В 1920 году Мандельштам появляется в Петрограде. 29 октября он читает в Клубе поэтов на Литейном новые стихи, вошедшие в его вторую книгу «Tristia» (1922). Известна дневниковая запись Блока с описанием этого чтения:
«Гвоздь вечера — И.[2] Мандельштам, который приехал, побывав во врангелевской тюрьме. Он очень вырос. Сначала невыносимо слушать общегумилевское распевание. Постепенно привыкаешь, „жидочек“ прячется, виден артист. Его стихи возникают из снов — очень своеобразных, лежащих в областях искусства только. Гумилев определяет его путь: от иррационального к рациональному (противуположность моему)».

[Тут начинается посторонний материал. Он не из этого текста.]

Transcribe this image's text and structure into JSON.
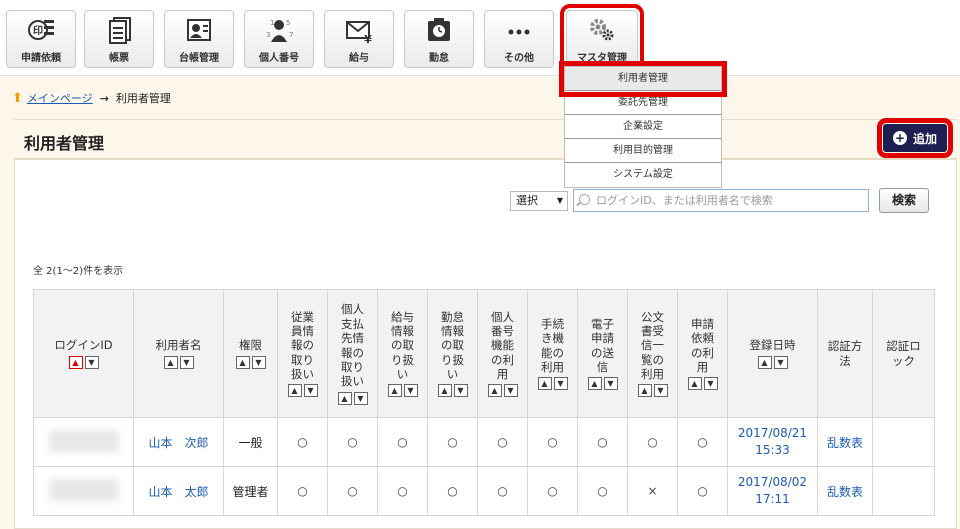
{
  "toolbar": {
    "items": [
      {
        "label": "申請依頼",
        "icon": "stamp-icon"
      },
      {
        "label": "帳票",
        "icon": "document-icon"
      },
      {
        "label": "台帳管理",
        "icon": "ledger-icon"
      },
      {
        "label": "個人番号",
        "icon": "person-number-icon"
      },
      {
        "label": "給与",
        "icon": "salary-envelope-icon"
      },
      {
        "label": "勤怠",
        "icon": "timecard-icon"
      },
      {
        "label": "その他",
        "icon": "more-dots-icon"
      },
      {
        "label": "マスタ管理",
        "icon": "gears-icon"
      }
    ],
    "icon_glyphs": {
      "stamp": "印",
      "number": "1 5 3 7",
      "yen": "¥",
      "dots": "•••"
    }
  },
  "dropdown": {
    "items": [
      "利用者管理",
      "委託先管理",
      "企業設定",
      "利用目的管理",
      "システム設定"
    ]
  },
  "breadcrumb": {
    "home": "メインページ",
    "arrow": "→",
    "current": "利用者管理"
  },
  "page": {
    "title": "利用者管理",
    "add_label": "追加"
  },
  "search": {
    "select_value": "選択",
    "placeholder": "ログインID、または利用者名で検索",
    "button_label": "検索"
  },
  "count_text": "全 2(1〜2)件を表示",
  "table": {
    "columns": [
      {
        "label": "ログインID",
        "sort": true
      },
      {
        "label": "利用者名",
        "sort": true
      },
      {
        "label": "権限",
        "sort": true
      },
      {
        "label": "従業員情報の取り扱い",
        "sort": true
      },
      {
        "label": "個人支払先情報の取り扱い",
        "sort": true
      },
      {
        "label": "給与情報の取り扱い",
        "sort": true
      },
      {
        "label": "勤怠情報の取り扱い",
        "sort": true
      },
      {
        "label": "個人番号機能の利用",
        "sort": true
      },
      {
        "label": "手続き機能の利用",
        "sort": true
      },
      {
        "label": "電子申請の送信",
        "sort": true
      },
      {
        "label": "公文書受信一覧の利用",
        "sort": true
      },
      {
        "label": "申請依頼の利用",
        "sort": true
      },
      {
        "label": "登録日時",
        "sort": true
      },
      {
        "label": "認証方法",
        "sort": false
      },
      {
        "label": "認証ロック",
        "sort": false
      }
    ],
    "rows": [
      {
        "login_id": "",
        "name": "山本　次郎",
        "role": "一般",
        "perms": [
          "○",
          "○",
          "○",
          "○",
          "○",
          "○",
          "○",
          "○",
          "○"
        ],
        "registered": "2017/08/21 15:33",
        "auth": "乱数表",
        "lock": ""
      },
      {
        "login_id": "",
        "name": "山本　太郎",
        "role": "管理者",
        "perms": [
          "○",
          "○",
          "○",
          "○",
          "○",
          "○",
          "○",
          "×",
          "○"
        ],
        "registered": "2017/08/02 17:11",
        "auth": "乱数表",
        "lock": ""
      }
    ]
  },
  "colors": {
    "accent": "#1e1e50",
    "highlight": "#e00000",
    "band": "#fdf6ea",
    "link": "#1a5bb4"
  }
}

Разумеется, в этом отзыве важны не антисемитские обертоны (для дневника Блока, увы, обычные), а сам факт признания одного великого поэта другим — по ту сторону эстетических и идейных расхождений, не говоря уж о бытовых предрассудках. Суть реплики Гумилева дальше поясняется: в его понимании «иррациональное» — это слова, язык. Именно с проникновения в тайны слов, в их загадочную, непостижимую рассудком жизнь начинается для него путь Мандельштама-поэта.

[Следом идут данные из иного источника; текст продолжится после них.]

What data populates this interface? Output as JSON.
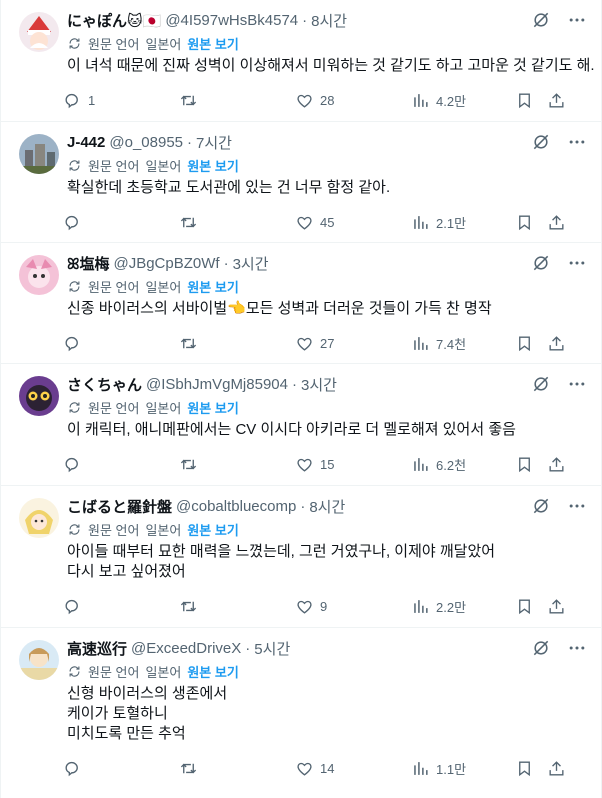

В Петрограде Мандельштам становится одним из обитателей ДИСКа (Дома Искусств) — своеобразной писательской колонии, расположившейся во дворце Елисеевых на углу Невского проспекта и Мойки. Он активно включается в местную литературную жизнь, между прочим, участвует в возрожденном Гумилевым Цехе поэтов. Но его отношения с Гумилевым в последний год жизни последнего были совсем не просты: тут был и психологический бунт против слишком долго доминировавшего старшего друга, и творческий спор, и любовное соперничество (многие стихи Гумилева и Мандельштама 1920 года посвящены одной женщине — Ольге Арбениной-Гильдебрандт).

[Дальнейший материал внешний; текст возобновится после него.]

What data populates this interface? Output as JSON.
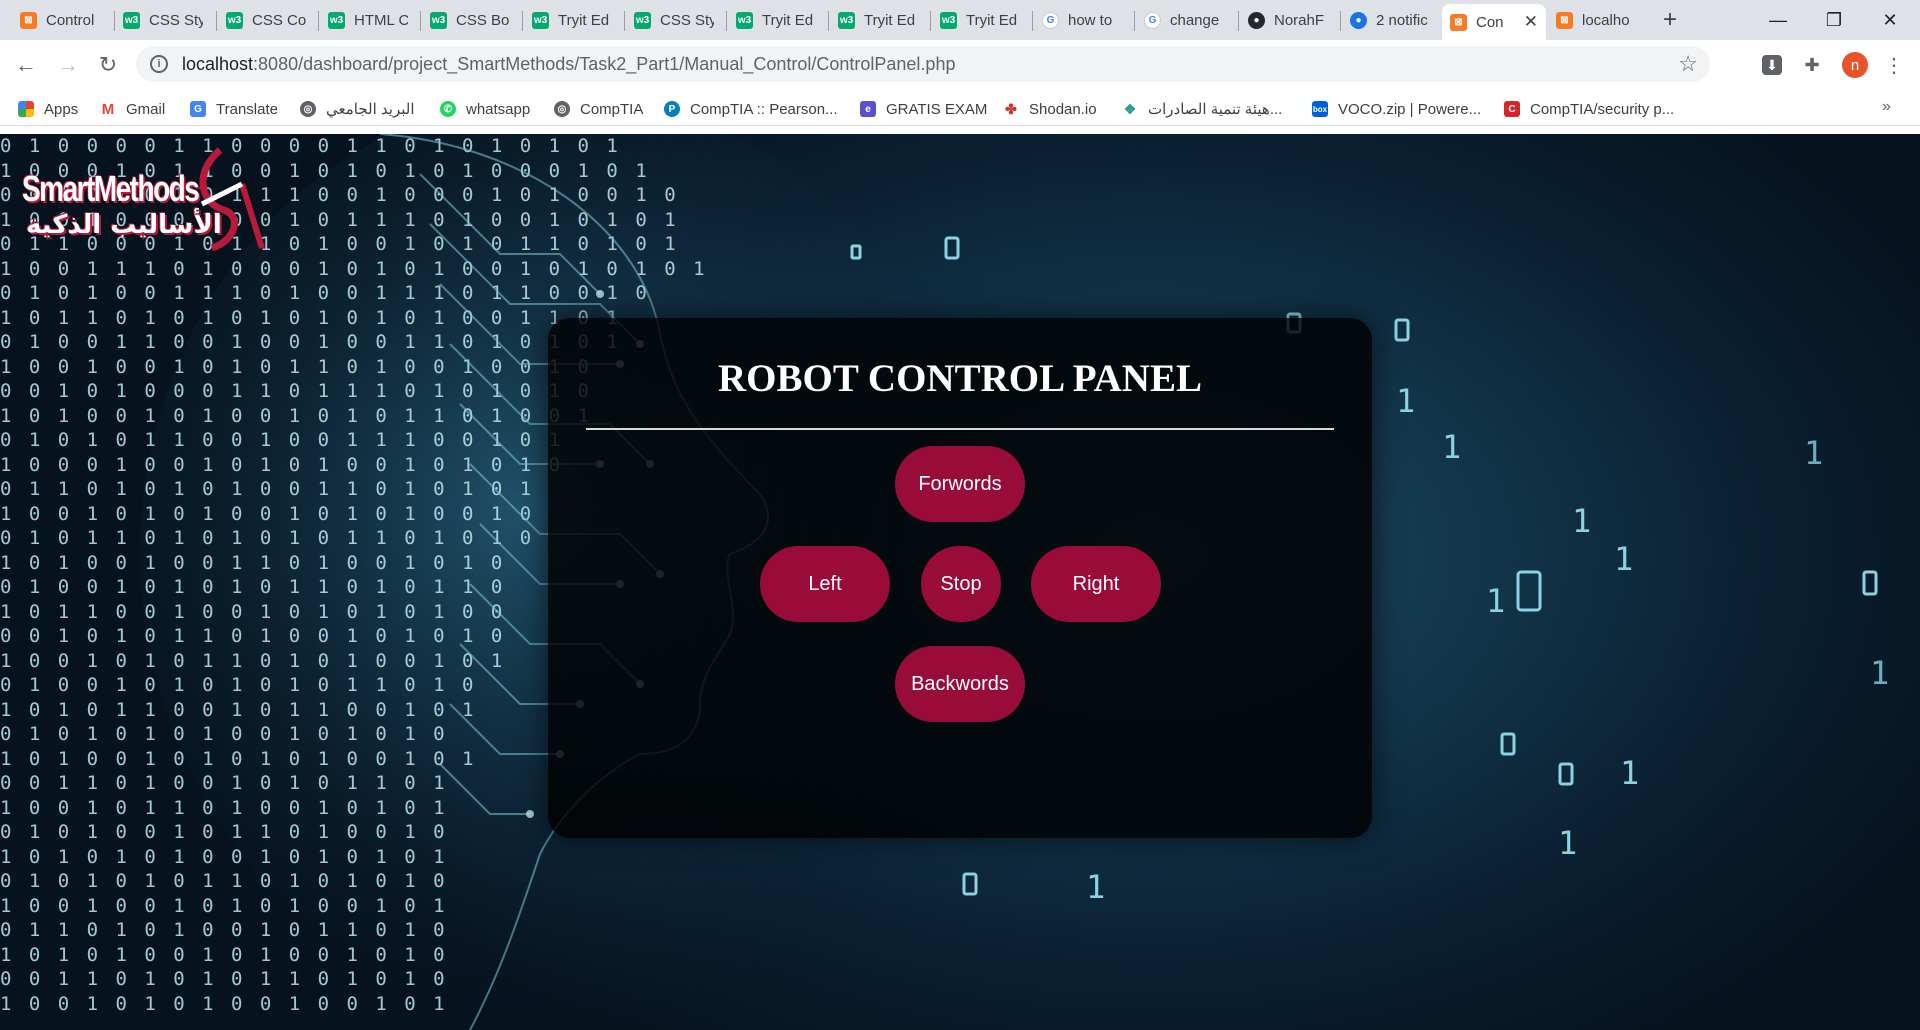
{
  "browser": {
    "tabs": [
      {
        "label": "Control",
        "icon": "xampp-icon"
      },
      {
        "label": "CSS Sty",
        "icon": "w3schools-icon"
      },
      {
        "label": "CSS Col",
        "icon": "w3schools-icon"
      },
      {
        "label": "HTML C",
        "icon": "w3schools-icon"
      },
      {
        "label": "CSS Bor",
        "icon": "w3schools-icon"
      },
      {
        "label": "Tryit Ed",
        "icon": "w3schools-icon"
      },
      {
        "label": "CSS Sty",
        "icon": "w3schools-icon"
      },
      {
        "label": "Tryit Ed",
        "icon": "w3schools-icon"
      },
      {
        "label": "Tryit Ed",
        "icon": "w3schools-icon"
      },
      {
        "label": "Tryit Ed",
        "icon": "w3schools-icon"
      },
      {
        "label": "how to",
        "icon": "google-icon"
      },
      {
        "label": "change",
        "icon": "google-icon"
      },
      {
        "label": "NorahF",
        "icon": "github-icon"
      },
      {
        "label": "2 notific",
        "icon": "notification-icon"
      },
      {
        "label": "Con",
        "icon": "xampp-icon",
        "active": true
      },
      {
        "label": "localho",
        "icon": "xampp-icon"
      }
    ],
    "url_host": "localhost",
    "url_path": ":8080/dashboard/project_SmartMethods/Task2_Part1/Manual_Control/ControlPanel.php",
    "profile_initial": "n",
    "bookmarks": [
      {
        "label": "Apps",
        "icon": "apps-grid-icon"
      },
      {
        "label": "Gmail",
        "icon": "gmail-icon"
      },
      {
        "label": "Translate",
        "icon": "translate-icon"
      },
      {
        "label": "البريد الجامعي",
        "icon": "globe-icon"
      },
      {
        "label": "whatsapp",
        "icon": "whatsapp-icon"
      },
      {
        "label": "CompTIA",
        "icon": "globe-icon"
      },
      {
        "label": "CompTIA :: Pearson...",
        "icon": "pearson-icon"
      },
      {
        "label": "GRATIS EXAM",
        "icon": "gratis-icon"
      },
      {
        "label": "Shodan.io",
        "icon": "shodan-icon"
      },
      {
        "label": "هيئة تنمية الصادرات...",
        "icon": "leaf-icon"
      },
      {
        "label": "VOCO.zip | Powere...",
        "icon": "box-icon"
      },
      {
        "label": "CompTIA/security p...",
        "icon": "comptia-icon"
      }
    ]
  },
  "page": {
    "logo_en": "SmartMethods",
    "logo_ar": "الأساليب الذكية",
    "panel_title": "ROBOT CONTROL PANEL",
    "buttons": {
      "forward": "Forwords",
      "left": "Left",
      "stop": "Stop",
      "right": "Right",
      "backward": "Backwords"
    }
  },
  "colors": {
    "button_bg": "#990c39",
    "panel_bg": "rgba(0,0,0,0.82)",
    "logo_accent": "#b81b3a"
  }
}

Сложный эмоциональный опыт послереволюционных лет и многочисленные, перетекающие друг в друга культурные пласты — все это соединилось в стихах «Tristia», породив стихи исключительной тонкости, многослойности, благородства — и притом резко индивидуальные, узнаваемые. Дальше было постепенное освобождение от этой законченности и благородства ради погружения в неокультуренные, «грубые» пласты языка. Критика начала 1920-х вовсе не воспринимала Мандельштама как новатора. Интерес ее был прикован если не к эфемерным и шумным школам вроде имажинизма, то к Хлебникову, Маяковскому, Пастернаку — авторам, очевидно, «левым». Даже те, кто восхищался Мандельштамом, видели в его поэзии явление маргинальное по отношению к наступившей эпохе. Вот, например, слова литературоведа и искусствоведа Николая Пунина (в 1923–1938 — мужа Ахматовой): «…Я всему изменю, чтобы слышать этого могущественного человека. В своем ночном предрассветном сознании он машет рукавами каких-то великих и кратких тайн. Условимся же никогда не забывать его, как бы молчалива ни была вокруг него литературная критика. И через ее голову станем говорить с поэтом, самым удивительным из того, что, уходя, оставил нам старый мир». Между тем для нас сегодня очевидно, что именно Мандельштам в 1920-е годы был ближе всех русских поэтов к «переднему краю» тогдашней европейской лирики (в самых радикальных своих стихотворениях, таких, как «Нашедший подкову» или «Грифельная ода») и именно он точнее и глубже передал надлом человеческого сознания на драматическом стыке эпох (в таких, например, стихотворениях, как «Я по лесенке приставной…» или «Нет, никогда ничей я не был современник…»). Сам он в эти годы, кстати, активнее, чем прежде, выступает в качестве литературного критика — проявляя и полемический задор, и глубину понимания культурных процессов, и блестящую четкость формулировок, и почти безошибочный вкус в выборе «поэтов не на вчера, не на сегодня, а навсегда».
2
Блок, очевидно, имеет в виду «высокую» форму имени младшего поэта («Иосиф»), тогда как сам Мандельштам предпочитал разговорный, «простонародный» вариант.